The other issue is lipsync that varies over time. That is due to three things. First, MPEG encoding and decoding is somewhat elastic, meaning that it can slow down if the decoding gets difficult. It is imperceptible, but cumulative. It is not uncommon to have two identical receivers side by side receiving the same program, and being as much as a second or two off from each other.
The second thing is that AC-3 and MPEG are separate processes for separate elementary streams (audio and video are separate) designed from different protocols, rather than being designed as one protocol. If the video slows, eventually you get lipsync issues, because the audio marches right along without slowing, or caring.
The third thing is that the separate elementary stream that audio is carried in does not mirror or regularly reference the video stream. Both start from the same starting line, but there is nothing holding them in sync with each other.

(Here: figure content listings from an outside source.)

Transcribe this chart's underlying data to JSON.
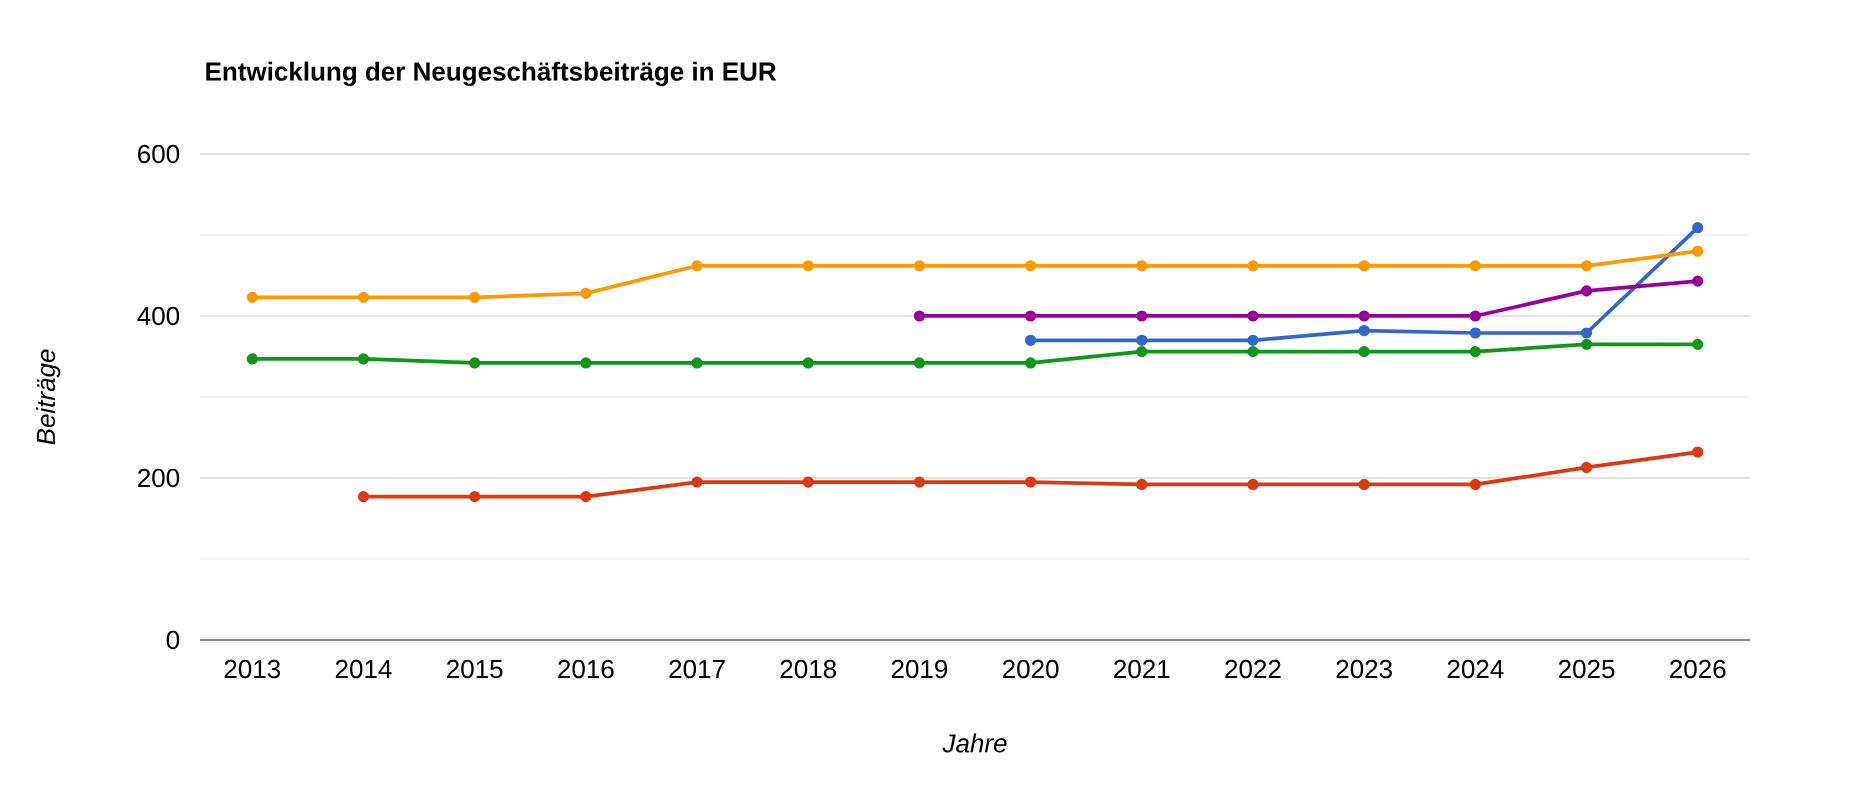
{
  "chart_data": {
    "type": "line",
    "title": "Entwicklung der Neugeschäftsbeiträge in EUR",
    "xlabel": "Jahre",
    "ylabel": "Beiträge",
    "categories": [
      "2013",
      "2014",
      "2015",
      "2016",
      "2017",
      "2018",
      "2019",
      "2020",
      "2021",
      "2022",
      "2023",
      "2024",
      "2025",
      "2026"
    ],
    "series": [
      {
        "color": "#3366cc",
        "values": [
          null,
          null,
          null,
          null,
          null,
          null,
          null,
          370,
          370,
          370,
          382,
          379,
          379,
          509
        ]
      },
      {
        "color": "#dc3912",
        "values": [
          null,
          177,
          177,
          177,
          195,
          195,
          195,
          195,
          192,
          192,
          192,
          192,
          213,
          232
        ]
      },
      {
        "color": "#ff9900",
        "values": [
          423,
          423,
          423,
          428,
          462,
          462,
          462,
          462,
          462,
          462,
          462,
          462,
          462,
          480
        ]
      },
      {
        "color": "#109618",
        "values": [
          347,
          347,
          342,
          342,
          342,
          342,
          342,
          342,
          356,
          356,
          356,
          356,
          365,
          365
        ]
      },
      {
        "color": "#990099",
        "values": [
          null,
          null,
          null,
          null,
          null,
          null,
          400,
          400,
          400,
          400,
          400,
          400,
          431,
          443
        ]
      }
    ],
    "ylim": [
      0,
      600
    ],
    "yticks": [
      0,
      200,
      400,
      600
    ],
    "grid": true,
    "marker": "circle",
    "line_style": "solid"
  }
}
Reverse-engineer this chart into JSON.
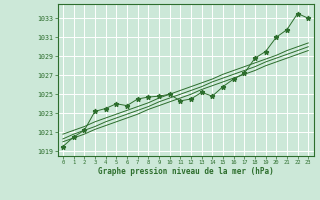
{
  "xlabel": "Graphe pression niveau de la mer (hPa)",
  "ylabel": "",
  "background_color": "#cce8d8",
  "plot_bg_color": "#cce8d8",
  "grid_color": "#ffffff",
  "line_color": "#2d6e2d",
  "marker_color": "#2d6e2d",
  "ylim": [
    1018.5,
    1034.5
  ],
  "xlim": [
    -0.5,
    23.5
  ],
  "yticks": [
    1019,
    1021,
    1023,
    1025,
    1027,
    1029,
    1031,
    1033
  ],
  "xticks": [
    0,
    1,
    2,
    3,
    4,
    5,
    6,
    7,
    8,
    9,
    10,
    11,
    12,
    13,
    14,
    15,
    16,
    17,
    18,
    19,
    20,
    21,
    22,
    23
  ],
  "x": [
    0,
    1,
    2,
    3,
    4,
    5,
    6,
    7,
    8,
    9,
    10,
    11,
    12,
    13,
    14,
    15,
    16,
    17,
    18,
    19,
    20,
    21,
    22,
    23
  ],
  "y_main": [
    1019.5,
    1020.5,
    1021.2,
    1023.2,
    1023.5,
    1024.0,
    1023.8,
    1024.5,
    1024.7,
    1024.8,
    1025.0,
    1024.3,
    1024.5,
    1025.2,
    1024.8,
    1025.8,
    1026.6,
    1027.2,
    1028.8,
    1029.5,
    1031.0,
    1031.8,
    1033.5,
    1033.0
  ],
  "y_line1": [
    1020.8,
    1021.2,
    1021.6,
    1022.1,
    1022.5,
    1022.9,
    1023.3,
    1023.7,
    1024.1,
    1024.6,
    1025.0,
    1025.4,
    1025.8,
    1026.2,
    1026.6,
    1027.1,
    1027.5,
    1027.9,
    1028.3,
    1028.7,
    1029.1,
    1029.6,
    1030.0,
    1030.4
  ],
  "y_line2": [
    1020.3,
    1020.8,
    1021.2,
    1021.6,
    1022.1,
    1022.5,
    1022.9,
    1023.3,
    1023.7,
    1024.2,
    1024.6,
    1025.0,
    1025.4,
    1025.8,
    1026.3,
    1026.7,
    1027.1,
    1027.5,
    1027.9,
    1028.4,
    1028.8,
    1029.2,
    1029.6,
    1030.0
  ],
  "y_line3": [
    1020.0,
    1020.4,
    1020.8,
    1021.3,
    1021.7,
    1022.1,
    1022.5,
    1022.9,
    1023.4,
    1023.8,
    1024.2,
    1024.6,
    1025.0,
    1025.5,
    1025.9,
    1026.3,
    1026.7,
    1027.1,
    1027.5,
    1028.0,
    1028.4,
    1028.8,
    1029.2,
    1029.6
  ]
}
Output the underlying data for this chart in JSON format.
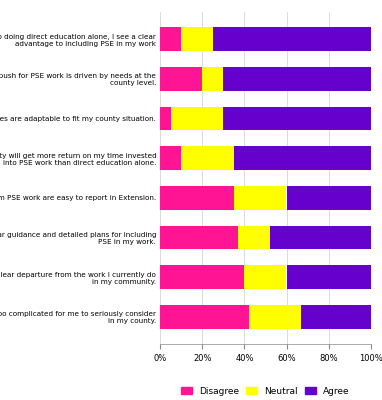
{
  "categories": [
    "Compared to doing direct education alone, I see a clear\nadvantage to including PSE in my work",
    "The push for PSE work is driven by needs at the\ncounty level.",
    "PSE approaches are adaptable to fit my county situation.",
    "My county will get more return on my time invested\ninto PSE work than direct education alone.",
    "Outcomes from PSE work are easy to report in Extension.",
    "There is clear guidance and detailed plans for including\nPSE in my work.",
    "PSE is a clear departure from the work I currently do\nin my community.",
    "PSE is too complicated for me to seriously consider\nin my county."
  ],
  "disagree": [
    10,
    20,
    5,
    10,
    35,
    37,
    40,
    42
  ],
  "neutral": [
    15,
    10,
    25,
    25,
    25,
    15,
    20,
    25
  ],
  "agree": [
    75,
    70,
    70,
    65,
    40,
    48,
    40,
    33
  ],
  "disagree_color": "#FF1493",
  "neutral_color": "#FFFF00",
  "agree_color": "#6600CC",
  "background_color": "#FFFFFF",
  "bar_height": 0.6,
  "xlim": [
    0,
    100
  ],
  "xlabel_ticks": [
    0,
    20,
    40,
    60,
    80,
    100
  ],
  "xlabel_ticklabels": [
    "0%",
    "20%",
    "40%",
    "60%",
    "80%",
    "100%"
  ],
  "legend_labels": [
    "Disagree",
    "Neutral",
    "Agree"
  ],
  "label_fontsize": 5.2,
  "tick_fontsize": 6.0
}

If you stop/start again or jump back, the audio references the video and reclocks, but only then, and not continually or on a regular basis. And none of this has anything at all to do with how much or how little error correction there is, because FEC happens in real time and does not incur any added delay. There may be much more FEC in MPEG-2, because it needs it more, but there is a ton more delay in MPEG-4, which is one reason why channel changing started to take longer about the time DBS converted to MPEG-4. The GOP structure can be 200 frames (over 6 seconds) long for MPEG-4, but DTV mercifully adds I frames often enough for us not to have to wait 6 seconds for a channel change.
As an extreme example, we used to delay programming for two hours due to timezone issues (still do). The video servers designed to do this would work just fine, but overnight the video would drop to snow on the satellite for 12 hours or so (we're talking back in the days of analog video being converted and delayed by an MPEG-2 server). Video noise, or snow, is a very extremely difficult thing to encode as MPEG, and so it would slow down the playback ever so slightly. By the next morning, once a couple of hours of video had returned, the audio on the delayed playback would be as much as seven MINUTES ahead of the video. We had to reset it every day to prevent that going to air.
It took an industry (television) a long time to adapt and get lipsync right, and when lots of sat channels in HD sprung up in 2004-5, there was a lot of lipsync because no one saw it coming and no one had budgeted for equipment to keep it corralled. By 6 months later, most of it was gone.
Next, is Closed Captioning issues. Stations are going to be required to keep that in perfect sync, get a much higher percentage of words correct, and place it on the screen better in ways that don't block important parts of the screen. Companies like Telestream are rushing to create authoring or correction systems that can handle this. So in a couple of years, CC will be a lot better than it is currently. Live CC will still have a lot of latitude, but CC for recorded programming will have to be near-perfect.
Edited by TomCat, 26 August 2014 - 08:40 PM.